The comparison should be done on the same held-out test set, using the same evaluation metric (MAPE). Briefly report the performance of XGBoost alongside your linear model, and reflect on the trade-offs: interpretability vs. accuracy, complexity vs. insight, and any differences in the types of features each model appears to exploit.
This benchmark will help you critically evaluate the value of your linear modeling choices and deepen your understanding of when and why simple models can perform competitively.
Deliverables
You must submit the following:
- A written report in PDF format
- Maximum length: 10 pages (shorter reports are welcomed if concise and clear)
- The report should contain no code, but should clearly explain your approach, methodology, key decisions, model diagnostics, and findings.
- Include relevant plots or tables where helpful
- Maximum length: 10 pages (shorter reports are welcomed if concise and clear)
- Your code
- Submit either as a zip file containing all notebooks, scripts, and necessary resources
- Or provide a link to a GitHub repository
- Your code should be well-organized, reproducible, and allow easy verification of the results discussed in the report.

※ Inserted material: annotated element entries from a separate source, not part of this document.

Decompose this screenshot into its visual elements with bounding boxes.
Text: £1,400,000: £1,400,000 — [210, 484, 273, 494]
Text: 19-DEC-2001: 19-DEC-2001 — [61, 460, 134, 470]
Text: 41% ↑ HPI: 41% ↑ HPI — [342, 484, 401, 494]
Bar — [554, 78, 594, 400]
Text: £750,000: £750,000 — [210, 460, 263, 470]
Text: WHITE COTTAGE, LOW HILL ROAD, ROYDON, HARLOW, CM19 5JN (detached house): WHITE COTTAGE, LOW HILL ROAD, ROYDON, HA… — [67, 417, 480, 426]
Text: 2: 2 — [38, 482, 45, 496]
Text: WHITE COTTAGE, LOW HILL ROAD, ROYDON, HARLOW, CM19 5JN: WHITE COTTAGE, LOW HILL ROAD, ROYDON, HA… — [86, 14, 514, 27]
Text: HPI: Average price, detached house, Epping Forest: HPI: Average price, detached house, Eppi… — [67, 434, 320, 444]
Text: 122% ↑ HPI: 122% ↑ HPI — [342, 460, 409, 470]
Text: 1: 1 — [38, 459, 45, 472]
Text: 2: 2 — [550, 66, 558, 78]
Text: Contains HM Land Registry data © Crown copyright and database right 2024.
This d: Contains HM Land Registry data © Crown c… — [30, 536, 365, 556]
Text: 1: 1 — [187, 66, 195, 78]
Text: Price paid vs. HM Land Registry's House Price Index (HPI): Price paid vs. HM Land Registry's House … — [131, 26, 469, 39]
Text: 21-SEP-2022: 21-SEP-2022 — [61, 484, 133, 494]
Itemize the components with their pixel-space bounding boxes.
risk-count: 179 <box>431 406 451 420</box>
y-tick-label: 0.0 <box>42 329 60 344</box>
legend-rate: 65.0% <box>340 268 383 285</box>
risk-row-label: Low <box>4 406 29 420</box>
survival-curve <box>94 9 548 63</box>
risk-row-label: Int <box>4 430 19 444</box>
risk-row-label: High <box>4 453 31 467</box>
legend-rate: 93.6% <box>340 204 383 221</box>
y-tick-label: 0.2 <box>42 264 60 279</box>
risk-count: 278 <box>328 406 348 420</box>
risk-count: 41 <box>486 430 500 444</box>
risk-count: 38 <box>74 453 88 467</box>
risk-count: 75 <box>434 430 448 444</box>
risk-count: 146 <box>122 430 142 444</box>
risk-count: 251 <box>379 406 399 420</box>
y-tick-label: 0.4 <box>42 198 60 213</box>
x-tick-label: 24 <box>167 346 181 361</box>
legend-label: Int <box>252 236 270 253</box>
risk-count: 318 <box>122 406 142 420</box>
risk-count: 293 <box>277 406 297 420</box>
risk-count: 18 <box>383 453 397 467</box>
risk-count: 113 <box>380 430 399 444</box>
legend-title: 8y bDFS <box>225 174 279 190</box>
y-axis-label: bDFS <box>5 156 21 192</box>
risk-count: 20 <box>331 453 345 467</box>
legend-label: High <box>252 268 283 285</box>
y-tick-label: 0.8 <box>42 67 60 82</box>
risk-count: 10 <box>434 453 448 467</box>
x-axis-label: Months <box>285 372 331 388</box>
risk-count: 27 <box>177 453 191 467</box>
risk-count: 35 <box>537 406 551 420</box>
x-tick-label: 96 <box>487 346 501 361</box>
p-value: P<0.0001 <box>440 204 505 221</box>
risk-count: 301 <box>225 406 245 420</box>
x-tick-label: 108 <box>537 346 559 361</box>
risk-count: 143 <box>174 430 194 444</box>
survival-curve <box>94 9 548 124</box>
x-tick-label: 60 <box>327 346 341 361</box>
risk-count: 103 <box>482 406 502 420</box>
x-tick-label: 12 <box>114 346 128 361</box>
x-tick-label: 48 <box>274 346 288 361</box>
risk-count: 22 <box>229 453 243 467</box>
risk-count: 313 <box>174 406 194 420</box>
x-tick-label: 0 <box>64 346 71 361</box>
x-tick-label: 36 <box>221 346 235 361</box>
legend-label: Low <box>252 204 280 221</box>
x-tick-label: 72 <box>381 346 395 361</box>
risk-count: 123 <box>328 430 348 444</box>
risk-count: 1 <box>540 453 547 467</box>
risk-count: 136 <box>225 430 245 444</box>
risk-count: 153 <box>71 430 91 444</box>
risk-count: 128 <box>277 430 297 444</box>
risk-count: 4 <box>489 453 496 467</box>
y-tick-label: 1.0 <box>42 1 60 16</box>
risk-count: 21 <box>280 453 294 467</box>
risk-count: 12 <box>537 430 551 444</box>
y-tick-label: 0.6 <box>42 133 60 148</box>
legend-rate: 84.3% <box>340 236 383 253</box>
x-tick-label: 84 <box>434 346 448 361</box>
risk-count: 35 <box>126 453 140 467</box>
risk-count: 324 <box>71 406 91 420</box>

- Submit either as a zip file containing all notebooks, scripts, and necessary resources
Why This Matters in Practice
In many real-world applications, a well-engineered linear model with thoughtful, domain-driven feature engineering is not just a pedagogical exercise—it is a preferred modeling approach in industry. This is especially true when interpretability, transparency, and robustness are essential.
For example:
- In real estate, analysts and stakeholders often want to understand how specific features (like location, size, or renovations) affect price, not just get a black-box prediction.
- In finance, risk models must often be auditable and explainable for regulatory compliance—making interpretable linear models with engineered features a standard.
- In healthcare, treatment effect models, cost estimation, or hospital resource forecasting require clarity and justifiability in model behavior.
- In public policy or urban planning, decision-makers need models that provide insight into the data, not just accuracy—understanding the role of variables like income, zoning, or infrastructure is critical.
This assignment trains you to think like a data scientist who not only builds accurate models but also extracts value and understanding from data—which is often the more important and lasting contribution.